A particularidade da Educação Somática é a transmissão de instrumentos que despertam no aluno o gosto pela auto-investigação através do movimento de seu corpo. Na medida em que a consciência de uma pessoa se expande – usando o corpo como veículo dessa expansão – mais ela estará apta a fazer sentido de suas próprias emoções. Uma pessoa desenvolve sua capacidade de sentir estará mais apta a fazer escolhas que contribuam à realização de suas potencialidades.

Ampliar sua própria noção de corpo significa desafiar velhos padrões motores para que o cérebro faça novas conexões neuronais. Investir em nossa tecnologia interna. Descobrir que é possível se resgatar a autenticidade somática, tantas vezes deformada por valores sócioculturais. Descondicionar o corpo. Mas, como é possível abandonar nossas couraças de defesa se vivemos pressionados pela competição profissional, duros de medo, impotentes diante da injustiça social e violados pela poluição?
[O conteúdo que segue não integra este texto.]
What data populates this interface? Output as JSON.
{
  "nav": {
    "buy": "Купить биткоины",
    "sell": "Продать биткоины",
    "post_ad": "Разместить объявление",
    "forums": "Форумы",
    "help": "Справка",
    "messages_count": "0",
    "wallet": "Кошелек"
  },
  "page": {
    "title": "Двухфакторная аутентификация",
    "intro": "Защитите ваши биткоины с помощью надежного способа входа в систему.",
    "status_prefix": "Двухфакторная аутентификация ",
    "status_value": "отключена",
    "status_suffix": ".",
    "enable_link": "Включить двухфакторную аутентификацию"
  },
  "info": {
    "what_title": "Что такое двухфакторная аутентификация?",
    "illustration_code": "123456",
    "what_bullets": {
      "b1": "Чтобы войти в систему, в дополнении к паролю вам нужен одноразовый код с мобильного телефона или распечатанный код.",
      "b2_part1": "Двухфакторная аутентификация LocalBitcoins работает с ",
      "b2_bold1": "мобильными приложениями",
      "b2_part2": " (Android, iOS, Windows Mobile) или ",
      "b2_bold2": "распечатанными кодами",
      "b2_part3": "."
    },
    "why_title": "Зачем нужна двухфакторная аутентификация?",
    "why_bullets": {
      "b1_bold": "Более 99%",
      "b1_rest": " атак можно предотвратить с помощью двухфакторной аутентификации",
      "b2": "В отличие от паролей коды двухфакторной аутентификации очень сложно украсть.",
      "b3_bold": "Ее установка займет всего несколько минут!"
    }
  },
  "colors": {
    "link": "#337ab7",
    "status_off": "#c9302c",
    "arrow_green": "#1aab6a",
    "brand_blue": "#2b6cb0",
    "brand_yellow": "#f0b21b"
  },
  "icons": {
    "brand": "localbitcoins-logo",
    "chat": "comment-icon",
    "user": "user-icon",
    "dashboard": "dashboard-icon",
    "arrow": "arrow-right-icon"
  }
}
O que fazer quando as vivências das aulas de Educação Somática entram em conflito com o estilo de vida que levamos?

Mudanças físicas correspondem a mudanças de percepção... e vice-versa! É como fazer uma obra na casa. Há de se distinguir o que devo jogar fora e o devo guardar. Às vezes, é preciso desarrumar a casa toda. Durante a reforma, a casa vira um caos. Pouco a pouco, uma nova ordem aparece.

Quando não temos acesso ao “sentir”, estamos à mercê do mundo “exterior”. A prática dos movimentos propostos pela Educação Somática nos leva a refinar a capacidade de observação de nosso próprio funcionamento. Quanto mais íntimos somos de nosso universo corpóreo, mais aptos a negociar com as exigências do “mundo externo” e a encontrar soluções criativas para lidar com as pressões. O processo de transformação somática é longo, mas o aprendizado feito é sólido, profundo e indelével. Um trabalho de joalheiro."